Suas leituras das traduções feitas para o espanhol e para o francês, no entanto, não o contagiaram como no frenesi da época. Só depois de aquirir alguma familiaridade com a língua alemã, ele retornou à poesia de Rilke, podendo, então, confrontar o texto original com as versões a que tivera acesso. Esse foi o terceiro – e decisivo “encontro” – entre eles. A partir daí, José Paulo Paes começou a esboçar as próprias traduções, pois notava que, nas existentes, o sentido era priorizado em demasia, enquanto rimas e metrificações não eram tratadas com o mesmo zelo.
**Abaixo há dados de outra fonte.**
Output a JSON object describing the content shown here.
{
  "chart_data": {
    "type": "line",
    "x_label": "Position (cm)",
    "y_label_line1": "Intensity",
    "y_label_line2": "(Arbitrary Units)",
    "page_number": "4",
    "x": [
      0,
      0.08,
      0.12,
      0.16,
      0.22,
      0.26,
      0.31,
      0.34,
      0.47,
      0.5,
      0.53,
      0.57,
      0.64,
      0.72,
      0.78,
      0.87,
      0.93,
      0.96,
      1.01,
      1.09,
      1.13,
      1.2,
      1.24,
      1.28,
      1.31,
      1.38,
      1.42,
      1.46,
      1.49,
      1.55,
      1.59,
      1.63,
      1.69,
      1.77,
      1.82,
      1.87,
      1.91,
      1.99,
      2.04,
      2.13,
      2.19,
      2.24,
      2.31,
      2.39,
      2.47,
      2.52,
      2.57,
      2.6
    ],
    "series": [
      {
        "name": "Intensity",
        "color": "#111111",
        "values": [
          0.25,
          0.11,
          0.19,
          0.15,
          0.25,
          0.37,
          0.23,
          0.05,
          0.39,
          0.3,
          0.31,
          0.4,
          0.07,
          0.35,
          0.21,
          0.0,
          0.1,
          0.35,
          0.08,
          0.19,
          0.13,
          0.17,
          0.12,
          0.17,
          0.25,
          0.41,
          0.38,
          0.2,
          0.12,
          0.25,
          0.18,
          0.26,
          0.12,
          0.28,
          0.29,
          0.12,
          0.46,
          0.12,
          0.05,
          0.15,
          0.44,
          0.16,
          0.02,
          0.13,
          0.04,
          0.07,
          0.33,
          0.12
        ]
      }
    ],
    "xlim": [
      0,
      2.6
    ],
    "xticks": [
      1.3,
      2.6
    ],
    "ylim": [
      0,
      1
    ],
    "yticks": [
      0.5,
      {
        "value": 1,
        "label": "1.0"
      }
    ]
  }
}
Dessa forma, a antologia traduzida pelo poeta brasileiro (falecido em 1998) e editada pela Companhia das Letras se preocupa igualmente com os aspectos semânticos e formais. Na tentativa de criar um panorama representativo de Rilke, foram selecionados poemas das obras Livro de horas, Livro das imagens, Novos poemas, Réquiem, Elegias duinenses, Sonetos a Orfeu, além de outros, esparsos e póstumos. Praticamente todas as suas fases são revisitadas e notamos como seu estilo acolhe, em diferentes momentos, traços neorromânticos, simbolistas, impressionistas e expressionistas.
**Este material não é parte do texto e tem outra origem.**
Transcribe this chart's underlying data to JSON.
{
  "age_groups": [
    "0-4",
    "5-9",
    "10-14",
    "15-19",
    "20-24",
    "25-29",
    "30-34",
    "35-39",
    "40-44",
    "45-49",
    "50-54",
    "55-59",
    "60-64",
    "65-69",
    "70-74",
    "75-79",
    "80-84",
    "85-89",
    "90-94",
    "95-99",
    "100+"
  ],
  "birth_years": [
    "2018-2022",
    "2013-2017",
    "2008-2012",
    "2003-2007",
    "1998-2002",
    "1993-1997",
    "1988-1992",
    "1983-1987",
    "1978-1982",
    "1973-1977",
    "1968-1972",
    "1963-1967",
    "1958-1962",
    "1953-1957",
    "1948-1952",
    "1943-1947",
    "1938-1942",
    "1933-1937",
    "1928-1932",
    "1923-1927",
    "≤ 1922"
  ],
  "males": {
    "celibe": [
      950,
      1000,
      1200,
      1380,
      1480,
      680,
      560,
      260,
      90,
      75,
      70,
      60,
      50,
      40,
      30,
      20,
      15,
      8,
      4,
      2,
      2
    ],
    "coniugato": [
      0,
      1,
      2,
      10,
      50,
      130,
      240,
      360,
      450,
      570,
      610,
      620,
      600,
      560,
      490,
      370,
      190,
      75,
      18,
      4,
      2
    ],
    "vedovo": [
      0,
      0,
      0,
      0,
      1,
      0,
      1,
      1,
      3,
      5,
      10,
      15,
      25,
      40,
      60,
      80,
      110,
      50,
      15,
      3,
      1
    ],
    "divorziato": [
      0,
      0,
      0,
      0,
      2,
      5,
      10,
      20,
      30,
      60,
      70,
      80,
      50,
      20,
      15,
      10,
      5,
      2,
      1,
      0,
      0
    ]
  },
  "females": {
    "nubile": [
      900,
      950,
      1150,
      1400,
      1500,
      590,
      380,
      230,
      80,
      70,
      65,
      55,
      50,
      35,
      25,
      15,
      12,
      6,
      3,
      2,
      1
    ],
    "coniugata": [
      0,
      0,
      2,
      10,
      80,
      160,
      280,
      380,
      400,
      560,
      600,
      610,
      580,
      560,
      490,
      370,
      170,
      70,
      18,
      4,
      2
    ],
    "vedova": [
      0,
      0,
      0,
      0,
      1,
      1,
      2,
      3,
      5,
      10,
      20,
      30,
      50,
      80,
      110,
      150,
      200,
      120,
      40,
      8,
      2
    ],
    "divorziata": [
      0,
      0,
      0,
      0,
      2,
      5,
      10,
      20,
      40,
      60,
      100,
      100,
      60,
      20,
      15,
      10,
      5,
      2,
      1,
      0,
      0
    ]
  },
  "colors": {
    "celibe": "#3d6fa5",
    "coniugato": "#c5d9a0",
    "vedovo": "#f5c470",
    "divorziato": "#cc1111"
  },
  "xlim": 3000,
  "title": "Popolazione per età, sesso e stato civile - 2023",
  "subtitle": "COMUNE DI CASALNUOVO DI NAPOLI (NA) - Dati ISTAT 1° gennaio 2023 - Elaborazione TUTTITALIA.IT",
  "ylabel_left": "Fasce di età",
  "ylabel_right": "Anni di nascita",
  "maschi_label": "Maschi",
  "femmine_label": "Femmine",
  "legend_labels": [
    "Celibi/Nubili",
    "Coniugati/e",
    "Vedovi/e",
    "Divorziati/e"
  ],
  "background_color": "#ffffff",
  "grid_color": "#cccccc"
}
Antes dos poemas, o tradutor ainda faz uma apreciação ao mesmo tempo crítica e didática da obra apresentada no livro, em uma introdução que ele próprio avalia como apenas um “trabalho de divulgação”; informações compiladas e reelaboradas “em linguagem mais pedestre”. Modéstia de José Paulo Paes à parte, o texto serve como repertório que amplia as possibilidades de entendimento da poética conhecidamente metafísica de Rilke, sem a arrogância de querer decifrá-la. A intenção é apontar noções-chaves ao público sobre um poeta tão denso, e que, justamente por isso, não se esgota no esforço interpretativo. Os anjos recorrentes na sua poesia, aliás, representam um desses elementos que ficaram reféns do comportamento hermenêutico de alguns leitores diante do texto poético.

A seleta é eficaz em transmitir as preocupações e interesses do escritor que passou grande parte da vida sustentado por mecenas e teve tempo para apurar sua arte entre castelos e viagens. Resguardando sempre a solidão necessária à criação – até mesmo depois de se casar –, Rilke persegue suas dúvidas sobre a existência e recorre aos jogos de oposição/complementação para respondê-las: anjo e homem, dor e júbilo, vida e morte. E quando o assunto é Deus, sua inquietude torna-se ainda mais elevada, já que não era passivo aos dogmas ou alinhado às regras religiosas, mas estava sempre embriagado das questões próprias da espiritualidade. 

GIANNI PAULA DE MELO, repórter da Continente Online.